Chilean politician (1915–1980)

Ramón Jiménez Coe (5 February 1915 – 1980) was a Chilean educator, businessman and parliamentarian affiliated with the Democratic Party.

He served as a member of the Chamber of Deputies during the XLVI Legislative Period (1949–1953), representing the 17th Departmental Group of Concepción, Tomé, Talcahuano, Coronel and Yumbel.

== Biography ==
Jiménez Coe was born in Santiago on 5 February 1915, the son of Ramón Segundo Jiménez and Elena Coe.

He married Inés León Rodríguez, with whom he had two children.

== Educational and professional career ==
He studied at the Instituto Nacional and the Liceo de Hombres de Concepción, later pursuing studies in law and pedagogy at the University of Concepción.

In the educational field, he served for eight years as rector and professor of the Liceo Nocturno de Concepción. He was the founder and first rector of the Liceo Nocturno de Talcahuano, and founder and rector of the daytime Liceo Juan Martínez de Rozas.

He presided over two National Conventions of Night Schools of Chile, held in Concepción in 1939 and in Santiago in 1940.

Alongside his educational work, he developed commercial activities in Concepción, including the manufacture of bus bodies from 1944 onward.
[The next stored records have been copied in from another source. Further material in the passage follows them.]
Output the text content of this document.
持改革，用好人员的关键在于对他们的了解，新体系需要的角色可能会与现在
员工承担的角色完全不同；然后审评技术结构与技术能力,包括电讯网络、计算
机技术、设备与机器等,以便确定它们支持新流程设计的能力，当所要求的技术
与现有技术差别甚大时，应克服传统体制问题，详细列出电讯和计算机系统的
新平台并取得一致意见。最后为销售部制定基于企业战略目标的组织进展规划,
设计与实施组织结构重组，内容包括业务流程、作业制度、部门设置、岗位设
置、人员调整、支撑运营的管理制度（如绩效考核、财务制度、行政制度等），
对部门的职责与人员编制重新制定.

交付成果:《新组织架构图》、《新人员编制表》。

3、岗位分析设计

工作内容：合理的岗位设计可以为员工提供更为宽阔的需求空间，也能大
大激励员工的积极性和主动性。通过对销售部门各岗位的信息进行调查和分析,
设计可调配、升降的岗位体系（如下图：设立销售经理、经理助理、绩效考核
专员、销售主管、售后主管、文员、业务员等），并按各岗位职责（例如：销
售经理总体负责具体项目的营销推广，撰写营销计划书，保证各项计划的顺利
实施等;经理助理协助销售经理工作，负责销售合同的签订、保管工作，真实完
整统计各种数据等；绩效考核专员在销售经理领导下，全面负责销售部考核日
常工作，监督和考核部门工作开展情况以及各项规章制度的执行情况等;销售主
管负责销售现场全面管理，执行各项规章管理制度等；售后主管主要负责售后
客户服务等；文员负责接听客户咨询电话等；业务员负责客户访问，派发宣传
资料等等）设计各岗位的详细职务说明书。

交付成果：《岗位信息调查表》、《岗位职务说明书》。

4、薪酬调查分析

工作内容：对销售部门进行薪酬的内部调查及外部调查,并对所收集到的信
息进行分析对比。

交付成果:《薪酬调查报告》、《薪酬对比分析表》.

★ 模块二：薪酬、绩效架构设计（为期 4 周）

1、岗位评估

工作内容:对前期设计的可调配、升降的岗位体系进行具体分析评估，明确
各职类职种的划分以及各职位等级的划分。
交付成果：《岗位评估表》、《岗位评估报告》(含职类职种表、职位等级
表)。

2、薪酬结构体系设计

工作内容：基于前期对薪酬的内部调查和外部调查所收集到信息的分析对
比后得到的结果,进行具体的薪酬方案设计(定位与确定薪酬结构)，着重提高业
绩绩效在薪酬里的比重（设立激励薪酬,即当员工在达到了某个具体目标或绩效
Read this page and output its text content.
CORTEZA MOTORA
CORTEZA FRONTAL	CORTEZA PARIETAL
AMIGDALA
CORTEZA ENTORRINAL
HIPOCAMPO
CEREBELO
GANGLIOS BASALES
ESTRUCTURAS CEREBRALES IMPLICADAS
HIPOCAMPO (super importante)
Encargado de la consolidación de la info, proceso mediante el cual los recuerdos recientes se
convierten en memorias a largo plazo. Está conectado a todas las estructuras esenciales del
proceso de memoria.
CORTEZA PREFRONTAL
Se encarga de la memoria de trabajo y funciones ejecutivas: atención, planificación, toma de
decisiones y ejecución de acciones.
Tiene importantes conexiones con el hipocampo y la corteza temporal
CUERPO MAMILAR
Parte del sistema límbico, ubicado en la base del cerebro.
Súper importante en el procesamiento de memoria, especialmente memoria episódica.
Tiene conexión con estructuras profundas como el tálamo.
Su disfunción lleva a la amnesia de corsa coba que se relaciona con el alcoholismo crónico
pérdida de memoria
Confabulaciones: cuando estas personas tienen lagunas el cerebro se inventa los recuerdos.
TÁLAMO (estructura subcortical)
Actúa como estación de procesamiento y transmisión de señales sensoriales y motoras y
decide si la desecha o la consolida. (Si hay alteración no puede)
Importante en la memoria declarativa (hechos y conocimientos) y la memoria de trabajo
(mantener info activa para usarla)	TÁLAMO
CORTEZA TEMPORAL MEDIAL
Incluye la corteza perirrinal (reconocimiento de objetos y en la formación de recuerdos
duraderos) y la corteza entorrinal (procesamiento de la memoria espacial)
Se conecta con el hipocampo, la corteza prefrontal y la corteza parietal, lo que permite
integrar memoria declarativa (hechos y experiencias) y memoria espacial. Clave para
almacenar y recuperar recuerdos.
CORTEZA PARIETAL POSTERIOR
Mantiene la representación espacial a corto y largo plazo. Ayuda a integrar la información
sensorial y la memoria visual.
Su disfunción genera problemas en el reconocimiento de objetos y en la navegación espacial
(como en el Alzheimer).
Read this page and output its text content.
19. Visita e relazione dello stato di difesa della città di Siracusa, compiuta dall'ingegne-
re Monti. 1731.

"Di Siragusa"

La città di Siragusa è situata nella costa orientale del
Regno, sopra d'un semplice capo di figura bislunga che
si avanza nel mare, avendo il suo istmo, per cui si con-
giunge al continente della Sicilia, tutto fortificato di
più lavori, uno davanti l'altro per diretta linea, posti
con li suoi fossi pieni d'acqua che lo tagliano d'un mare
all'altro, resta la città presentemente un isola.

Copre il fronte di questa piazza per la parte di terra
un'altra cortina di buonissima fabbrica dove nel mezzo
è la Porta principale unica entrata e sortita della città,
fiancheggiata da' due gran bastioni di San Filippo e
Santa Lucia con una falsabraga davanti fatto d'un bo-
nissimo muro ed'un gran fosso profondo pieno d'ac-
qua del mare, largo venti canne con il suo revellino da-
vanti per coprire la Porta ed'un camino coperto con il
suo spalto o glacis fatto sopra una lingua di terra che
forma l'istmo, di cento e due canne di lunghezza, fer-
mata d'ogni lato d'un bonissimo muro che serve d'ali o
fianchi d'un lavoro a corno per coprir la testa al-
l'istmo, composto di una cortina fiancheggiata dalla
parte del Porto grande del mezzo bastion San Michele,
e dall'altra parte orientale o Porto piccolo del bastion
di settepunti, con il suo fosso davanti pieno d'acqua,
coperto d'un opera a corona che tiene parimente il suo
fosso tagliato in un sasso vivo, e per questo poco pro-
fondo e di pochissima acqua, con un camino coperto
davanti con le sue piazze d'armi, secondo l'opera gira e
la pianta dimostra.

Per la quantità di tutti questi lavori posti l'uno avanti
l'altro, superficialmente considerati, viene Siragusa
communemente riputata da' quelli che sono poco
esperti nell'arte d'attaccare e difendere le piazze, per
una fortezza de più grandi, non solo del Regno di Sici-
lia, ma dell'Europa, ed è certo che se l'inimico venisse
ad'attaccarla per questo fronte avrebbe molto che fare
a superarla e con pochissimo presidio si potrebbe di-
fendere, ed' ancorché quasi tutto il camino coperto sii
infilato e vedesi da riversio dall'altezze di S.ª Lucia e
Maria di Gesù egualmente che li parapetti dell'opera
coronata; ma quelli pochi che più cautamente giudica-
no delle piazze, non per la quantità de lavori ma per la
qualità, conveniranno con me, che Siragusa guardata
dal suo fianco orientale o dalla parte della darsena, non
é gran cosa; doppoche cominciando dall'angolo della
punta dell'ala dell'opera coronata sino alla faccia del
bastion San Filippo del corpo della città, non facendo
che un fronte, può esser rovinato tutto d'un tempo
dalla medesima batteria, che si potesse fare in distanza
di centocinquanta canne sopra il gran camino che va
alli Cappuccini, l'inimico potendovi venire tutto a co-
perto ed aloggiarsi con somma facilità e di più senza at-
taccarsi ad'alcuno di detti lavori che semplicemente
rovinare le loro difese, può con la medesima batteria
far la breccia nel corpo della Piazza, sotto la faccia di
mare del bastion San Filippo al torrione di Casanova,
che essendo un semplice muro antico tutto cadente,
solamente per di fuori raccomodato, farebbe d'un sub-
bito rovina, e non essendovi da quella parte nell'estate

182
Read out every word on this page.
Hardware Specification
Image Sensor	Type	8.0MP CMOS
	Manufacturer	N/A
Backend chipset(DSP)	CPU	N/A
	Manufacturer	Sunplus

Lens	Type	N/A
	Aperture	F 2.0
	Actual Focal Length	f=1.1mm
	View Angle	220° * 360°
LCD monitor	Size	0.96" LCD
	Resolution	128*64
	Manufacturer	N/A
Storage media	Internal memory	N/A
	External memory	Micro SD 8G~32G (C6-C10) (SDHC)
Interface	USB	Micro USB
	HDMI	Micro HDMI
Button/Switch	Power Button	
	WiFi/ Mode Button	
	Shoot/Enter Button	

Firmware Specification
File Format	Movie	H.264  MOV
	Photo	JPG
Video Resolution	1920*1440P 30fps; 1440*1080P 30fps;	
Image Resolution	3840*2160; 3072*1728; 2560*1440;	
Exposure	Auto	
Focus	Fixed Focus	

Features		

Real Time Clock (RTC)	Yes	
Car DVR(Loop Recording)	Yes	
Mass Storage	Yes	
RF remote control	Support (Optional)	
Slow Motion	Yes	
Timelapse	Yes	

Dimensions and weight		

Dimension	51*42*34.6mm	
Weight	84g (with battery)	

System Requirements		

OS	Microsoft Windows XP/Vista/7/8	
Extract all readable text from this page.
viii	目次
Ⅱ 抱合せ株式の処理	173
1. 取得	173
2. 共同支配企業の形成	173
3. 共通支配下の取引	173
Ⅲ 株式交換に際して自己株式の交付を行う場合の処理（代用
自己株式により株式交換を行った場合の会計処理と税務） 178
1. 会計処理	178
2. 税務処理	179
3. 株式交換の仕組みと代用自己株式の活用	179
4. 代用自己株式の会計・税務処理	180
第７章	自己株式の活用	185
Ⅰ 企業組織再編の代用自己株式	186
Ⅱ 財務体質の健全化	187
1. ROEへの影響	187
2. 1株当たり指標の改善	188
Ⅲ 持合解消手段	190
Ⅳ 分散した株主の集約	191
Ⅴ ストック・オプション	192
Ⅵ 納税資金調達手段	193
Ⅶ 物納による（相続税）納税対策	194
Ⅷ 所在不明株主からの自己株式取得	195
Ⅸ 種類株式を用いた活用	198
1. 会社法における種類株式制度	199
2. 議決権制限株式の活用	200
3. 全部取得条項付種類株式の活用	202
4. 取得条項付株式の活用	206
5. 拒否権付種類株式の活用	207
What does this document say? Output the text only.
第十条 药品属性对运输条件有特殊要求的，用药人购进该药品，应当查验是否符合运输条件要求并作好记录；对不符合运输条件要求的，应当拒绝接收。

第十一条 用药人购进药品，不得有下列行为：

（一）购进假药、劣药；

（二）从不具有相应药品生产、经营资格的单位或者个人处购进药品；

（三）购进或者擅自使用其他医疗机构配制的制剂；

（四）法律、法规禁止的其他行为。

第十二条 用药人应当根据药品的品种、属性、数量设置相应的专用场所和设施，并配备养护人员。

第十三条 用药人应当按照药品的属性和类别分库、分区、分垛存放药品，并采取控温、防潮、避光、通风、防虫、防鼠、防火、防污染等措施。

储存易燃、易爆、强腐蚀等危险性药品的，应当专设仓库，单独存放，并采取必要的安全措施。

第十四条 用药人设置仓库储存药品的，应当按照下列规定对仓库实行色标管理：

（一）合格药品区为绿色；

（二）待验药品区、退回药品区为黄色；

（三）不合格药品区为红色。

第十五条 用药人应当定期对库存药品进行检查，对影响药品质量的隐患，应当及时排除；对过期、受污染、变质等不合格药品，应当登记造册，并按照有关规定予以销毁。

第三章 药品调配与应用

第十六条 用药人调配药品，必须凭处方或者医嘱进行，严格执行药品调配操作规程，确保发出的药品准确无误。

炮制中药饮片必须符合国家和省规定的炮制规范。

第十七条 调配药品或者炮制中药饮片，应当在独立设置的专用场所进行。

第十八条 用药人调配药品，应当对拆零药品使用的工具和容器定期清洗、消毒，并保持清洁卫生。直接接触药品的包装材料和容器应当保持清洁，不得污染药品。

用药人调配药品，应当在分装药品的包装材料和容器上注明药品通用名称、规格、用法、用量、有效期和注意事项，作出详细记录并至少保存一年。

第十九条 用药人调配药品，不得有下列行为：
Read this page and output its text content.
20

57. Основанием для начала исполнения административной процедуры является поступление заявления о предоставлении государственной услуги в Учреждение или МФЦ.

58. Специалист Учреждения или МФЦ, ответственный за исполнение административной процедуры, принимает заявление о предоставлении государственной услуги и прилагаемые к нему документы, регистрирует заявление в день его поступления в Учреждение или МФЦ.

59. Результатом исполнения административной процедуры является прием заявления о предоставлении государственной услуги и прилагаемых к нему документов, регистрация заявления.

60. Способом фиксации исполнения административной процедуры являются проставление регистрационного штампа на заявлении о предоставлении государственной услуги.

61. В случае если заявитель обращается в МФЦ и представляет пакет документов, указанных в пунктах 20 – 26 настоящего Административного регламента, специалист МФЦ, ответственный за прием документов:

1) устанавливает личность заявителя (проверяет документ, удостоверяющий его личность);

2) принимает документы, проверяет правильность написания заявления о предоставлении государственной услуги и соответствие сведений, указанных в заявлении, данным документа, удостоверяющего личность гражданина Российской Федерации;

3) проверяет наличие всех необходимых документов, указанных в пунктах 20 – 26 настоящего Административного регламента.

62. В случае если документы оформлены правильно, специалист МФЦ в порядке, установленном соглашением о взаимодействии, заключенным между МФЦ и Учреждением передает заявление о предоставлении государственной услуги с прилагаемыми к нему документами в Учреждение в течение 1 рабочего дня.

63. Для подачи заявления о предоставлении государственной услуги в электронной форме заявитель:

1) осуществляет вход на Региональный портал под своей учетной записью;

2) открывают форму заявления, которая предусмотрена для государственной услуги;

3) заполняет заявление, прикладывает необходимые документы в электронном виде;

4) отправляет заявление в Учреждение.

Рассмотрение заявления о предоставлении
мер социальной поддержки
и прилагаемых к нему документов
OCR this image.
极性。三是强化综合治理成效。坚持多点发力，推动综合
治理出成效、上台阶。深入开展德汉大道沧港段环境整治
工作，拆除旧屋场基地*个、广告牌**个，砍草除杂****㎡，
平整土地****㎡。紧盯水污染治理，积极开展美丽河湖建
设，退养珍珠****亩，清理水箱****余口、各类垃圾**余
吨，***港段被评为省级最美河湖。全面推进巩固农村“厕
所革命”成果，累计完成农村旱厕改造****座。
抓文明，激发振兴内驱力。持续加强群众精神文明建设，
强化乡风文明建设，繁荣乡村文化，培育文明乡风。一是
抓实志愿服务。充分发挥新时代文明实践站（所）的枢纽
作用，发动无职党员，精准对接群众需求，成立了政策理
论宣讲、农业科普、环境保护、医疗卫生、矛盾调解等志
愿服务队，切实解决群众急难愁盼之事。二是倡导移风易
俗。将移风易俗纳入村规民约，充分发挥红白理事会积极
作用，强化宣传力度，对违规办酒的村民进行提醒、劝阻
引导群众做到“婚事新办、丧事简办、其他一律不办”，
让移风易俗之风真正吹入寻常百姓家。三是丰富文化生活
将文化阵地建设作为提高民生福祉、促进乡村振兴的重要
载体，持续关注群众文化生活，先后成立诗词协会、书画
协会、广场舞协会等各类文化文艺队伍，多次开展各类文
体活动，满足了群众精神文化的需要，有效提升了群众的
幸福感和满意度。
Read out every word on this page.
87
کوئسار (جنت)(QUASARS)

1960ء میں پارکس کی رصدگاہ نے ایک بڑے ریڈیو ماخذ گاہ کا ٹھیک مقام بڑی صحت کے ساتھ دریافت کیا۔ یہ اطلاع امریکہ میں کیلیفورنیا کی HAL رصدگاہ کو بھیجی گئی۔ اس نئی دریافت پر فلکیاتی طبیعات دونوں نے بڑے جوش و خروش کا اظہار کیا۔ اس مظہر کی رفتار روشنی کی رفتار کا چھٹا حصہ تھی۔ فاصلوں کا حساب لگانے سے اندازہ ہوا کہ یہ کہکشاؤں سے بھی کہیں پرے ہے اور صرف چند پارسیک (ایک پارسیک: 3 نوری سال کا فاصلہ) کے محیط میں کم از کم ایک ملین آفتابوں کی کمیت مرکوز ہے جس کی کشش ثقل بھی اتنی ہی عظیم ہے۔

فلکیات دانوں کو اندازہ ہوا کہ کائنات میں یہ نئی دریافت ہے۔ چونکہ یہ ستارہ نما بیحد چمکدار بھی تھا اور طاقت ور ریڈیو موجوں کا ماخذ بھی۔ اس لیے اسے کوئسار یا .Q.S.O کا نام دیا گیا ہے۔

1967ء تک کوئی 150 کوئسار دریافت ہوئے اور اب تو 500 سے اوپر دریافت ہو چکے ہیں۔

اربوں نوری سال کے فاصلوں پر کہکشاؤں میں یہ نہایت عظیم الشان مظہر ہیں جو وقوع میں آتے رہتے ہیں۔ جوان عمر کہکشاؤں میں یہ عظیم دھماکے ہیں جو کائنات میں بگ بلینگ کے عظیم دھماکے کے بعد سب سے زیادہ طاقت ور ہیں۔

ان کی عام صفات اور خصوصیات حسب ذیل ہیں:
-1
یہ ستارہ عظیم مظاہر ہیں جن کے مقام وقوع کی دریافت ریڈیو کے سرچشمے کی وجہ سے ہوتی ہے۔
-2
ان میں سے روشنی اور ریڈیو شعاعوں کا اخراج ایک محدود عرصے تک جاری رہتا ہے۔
He owned a bus line operating between Concepción and San Vicente, auto-parts businesses in Concepción and Santiago, and served as an official agent of Copec.

== Political career ==
A member of the Democratic Party since 1937, Jiménez Coe was president of the party's National Convention held in Concepción in 1941, national president of the party's Youth organization between 1942 and 1943, and director-general of the party from 1945 to 1949.

He was elected Deputy for the 17th Departmental Group —Concepción, Tomé, Talcahuano, Coronel and Yumbel— for the 1949–1953 parliamentary term. During his tenure, he served as a replacement member of the Standing Committee on Constitution, Legislation and Justice, and as a full member of the Standing Committee on National Defense.

Between 1949 and 1953, he also served as a councillor of the Corporación de Reconstrucción.

== Death ==
Ramón Jiménez Coe died in Santiago in 1980.